Step 1: The minimum value of π(A) and π(B) must be the same. Let this common minimum be k. For k to be the minimum of both π(A) and π(B), k must be the image of some element x in A ∩ B, because only elements in the intersection can be the smallest in both sets.
Step 2: For a fixed element x in A ∩ B, the condition that π(x) is the minimum of π(A ∪ B) is necessary and sufficient for min(π(A)) = min(π(B)) = π(x). This is because if π(x) is the smallest in π(A ∪ B), it will be the smallest in both π(A) and π(B).

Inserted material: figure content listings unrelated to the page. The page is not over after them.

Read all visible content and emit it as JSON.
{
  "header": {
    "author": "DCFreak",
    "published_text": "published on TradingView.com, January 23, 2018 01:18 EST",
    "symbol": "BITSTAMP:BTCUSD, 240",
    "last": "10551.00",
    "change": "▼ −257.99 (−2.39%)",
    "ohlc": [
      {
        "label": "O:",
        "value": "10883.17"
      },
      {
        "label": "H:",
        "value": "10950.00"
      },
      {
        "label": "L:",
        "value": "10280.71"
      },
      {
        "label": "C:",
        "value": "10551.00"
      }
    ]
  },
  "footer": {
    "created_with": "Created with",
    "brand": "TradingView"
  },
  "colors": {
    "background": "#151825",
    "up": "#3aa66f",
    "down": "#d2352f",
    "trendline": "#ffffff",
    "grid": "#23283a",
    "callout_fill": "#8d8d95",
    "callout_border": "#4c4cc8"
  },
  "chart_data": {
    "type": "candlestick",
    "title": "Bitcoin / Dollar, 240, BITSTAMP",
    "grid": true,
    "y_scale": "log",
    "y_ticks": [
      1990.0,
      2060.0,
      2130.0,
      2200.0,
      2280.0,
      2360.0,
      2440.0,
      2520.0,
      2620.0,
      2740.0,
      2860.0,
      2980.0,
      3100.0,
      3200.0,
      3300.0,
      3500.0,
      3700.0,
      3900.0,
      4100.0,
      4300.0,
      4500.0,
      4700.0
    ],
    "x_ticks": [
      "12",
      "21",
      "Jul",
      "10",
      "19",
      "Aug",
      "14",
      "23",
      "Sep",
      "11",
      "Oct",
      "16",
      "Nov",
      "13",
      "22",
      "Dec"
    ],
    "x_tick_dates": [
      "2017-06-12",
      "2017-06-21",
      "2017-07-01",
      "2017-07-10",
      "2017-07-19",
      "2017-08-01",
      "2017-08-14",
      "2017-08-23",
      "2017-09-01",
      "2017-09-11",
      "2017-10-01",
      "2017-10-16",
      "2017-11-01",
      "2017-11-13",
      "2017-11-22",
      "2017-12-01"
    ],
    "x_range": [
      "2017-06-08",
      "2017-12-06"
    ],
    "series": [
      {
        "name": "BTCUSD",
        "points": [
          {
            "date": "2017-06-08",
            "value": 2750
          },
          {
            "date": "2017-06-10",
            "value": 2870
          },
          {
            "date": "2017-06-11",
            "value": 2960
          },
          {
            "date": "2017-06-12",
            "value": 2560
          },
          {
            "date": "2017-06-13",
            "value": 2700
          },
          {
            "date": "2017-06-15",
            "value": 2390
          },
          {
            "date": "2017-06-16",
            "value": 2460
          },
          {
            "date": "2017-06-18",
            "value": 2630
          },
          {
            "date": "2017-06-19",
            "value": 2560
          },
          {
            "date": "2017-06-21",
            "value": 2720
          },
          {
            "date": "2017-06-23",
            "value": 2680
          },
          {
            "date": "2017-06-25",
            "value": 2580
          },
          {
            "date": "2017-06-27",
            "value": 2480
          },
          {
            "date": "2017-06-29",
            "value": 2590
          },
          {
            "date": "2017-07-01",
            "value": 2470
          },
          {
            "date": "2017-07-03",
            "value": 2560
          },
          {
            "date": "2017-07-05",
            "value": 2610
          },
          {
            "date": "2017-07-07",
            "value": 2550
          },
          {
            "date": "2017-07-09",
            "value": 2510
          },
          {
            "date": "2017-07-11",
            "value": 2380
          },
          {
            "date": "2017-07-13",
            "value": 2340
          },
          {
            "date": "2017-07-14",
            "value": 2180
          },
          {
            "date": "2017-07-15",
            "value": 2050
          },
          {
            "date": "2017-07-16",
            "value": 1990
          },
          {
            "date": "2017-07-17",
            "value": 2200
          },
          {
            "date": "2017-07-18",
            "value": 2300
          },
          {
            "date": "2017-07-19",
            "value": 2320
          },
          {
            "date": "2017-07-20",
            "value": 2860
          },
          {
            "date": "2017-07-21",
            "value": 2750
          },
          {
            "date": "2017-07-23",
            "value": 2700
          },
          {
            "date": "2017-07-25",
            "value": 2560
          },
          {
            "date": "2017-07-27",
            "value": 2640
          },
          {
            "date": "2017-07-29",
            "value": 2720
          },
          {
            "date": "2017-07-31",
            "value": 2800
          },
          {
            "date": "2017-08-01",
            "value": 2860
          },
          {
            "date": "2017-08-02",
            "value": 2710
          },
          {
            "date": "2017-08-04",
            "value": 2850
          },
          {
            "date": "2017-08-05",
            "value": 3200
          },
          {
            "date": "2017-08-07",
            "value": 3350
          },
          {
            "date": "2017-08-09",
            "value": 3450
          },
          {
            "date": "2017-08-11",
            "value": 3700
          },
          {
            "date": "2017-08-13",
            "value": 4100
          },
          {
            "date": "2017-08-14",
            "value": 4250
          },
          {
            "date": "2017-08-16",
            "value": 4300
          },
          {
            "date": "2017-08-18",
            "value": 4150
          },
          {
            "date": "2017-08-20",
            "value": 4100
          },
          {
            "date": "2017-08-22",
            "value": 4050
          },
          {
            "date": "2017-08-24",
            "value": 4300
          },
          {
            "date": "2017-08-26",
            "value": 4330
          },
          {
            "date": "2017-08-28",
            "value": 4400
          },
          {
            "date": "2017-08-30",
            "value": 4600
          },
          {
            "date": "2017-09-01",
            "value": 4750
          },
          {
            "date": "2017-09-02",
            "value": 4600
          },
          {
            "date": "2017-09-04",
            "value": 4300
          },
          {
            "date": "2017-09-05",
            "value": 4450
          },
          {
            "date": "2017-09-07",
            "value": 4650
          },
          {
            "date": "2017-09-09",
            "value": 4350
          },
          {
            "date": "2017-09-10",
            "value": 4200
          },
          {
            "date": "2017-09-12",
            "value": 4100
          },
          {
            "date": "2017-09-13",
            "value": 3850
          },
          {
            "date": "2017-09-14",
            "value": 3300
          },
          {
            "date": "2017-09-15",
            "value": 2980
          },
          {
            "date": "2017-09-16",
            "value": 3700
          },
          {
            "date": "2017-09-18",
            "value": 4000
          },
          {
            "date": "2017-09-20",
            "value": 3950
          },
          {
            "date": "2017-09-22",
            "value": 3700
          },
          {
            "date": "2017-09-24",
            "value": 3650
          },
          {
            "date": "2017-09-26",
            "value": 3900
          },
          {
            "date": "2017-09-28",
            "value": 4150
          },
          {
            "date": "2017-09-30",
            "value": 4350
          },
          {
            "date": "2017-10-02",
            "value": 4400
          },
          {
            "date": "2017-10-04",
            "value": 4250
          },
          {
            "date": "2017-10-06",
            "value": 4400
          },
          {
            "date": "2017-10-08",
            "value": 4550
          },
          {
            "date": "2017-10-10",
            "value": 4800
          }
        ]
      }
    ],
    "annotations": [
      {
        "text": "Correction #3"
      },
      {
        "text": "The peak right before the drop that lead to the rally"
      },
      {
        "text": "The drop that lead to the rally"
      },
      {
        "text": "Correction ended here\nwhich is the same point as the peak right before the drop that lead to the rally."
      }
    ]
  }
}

Step 3: The number of permutations where a specific element y in A ∪ B is the smallest in π(A ∪ B) is n! / |A ∪ B|. This is because, among the |A ∪ B| elements in π(A ∪ B), each is equally likely to be the smallest, and there are n! total permutations.
Step 4: For each x in A ∩ B, the number of permutations where π(x) is the smallest in π(A ∪ B) is n! / |A ∪ B|. Since there are |A ∩ B| such elements, the total number of permutations satisfying the condition is |A ∩ B| * n! / |A ∪ B|.
Therefore, the number of permutations π such that min(π(A)) = min(π(B)) is |A ∩ B| * n! / |A ∪ B|.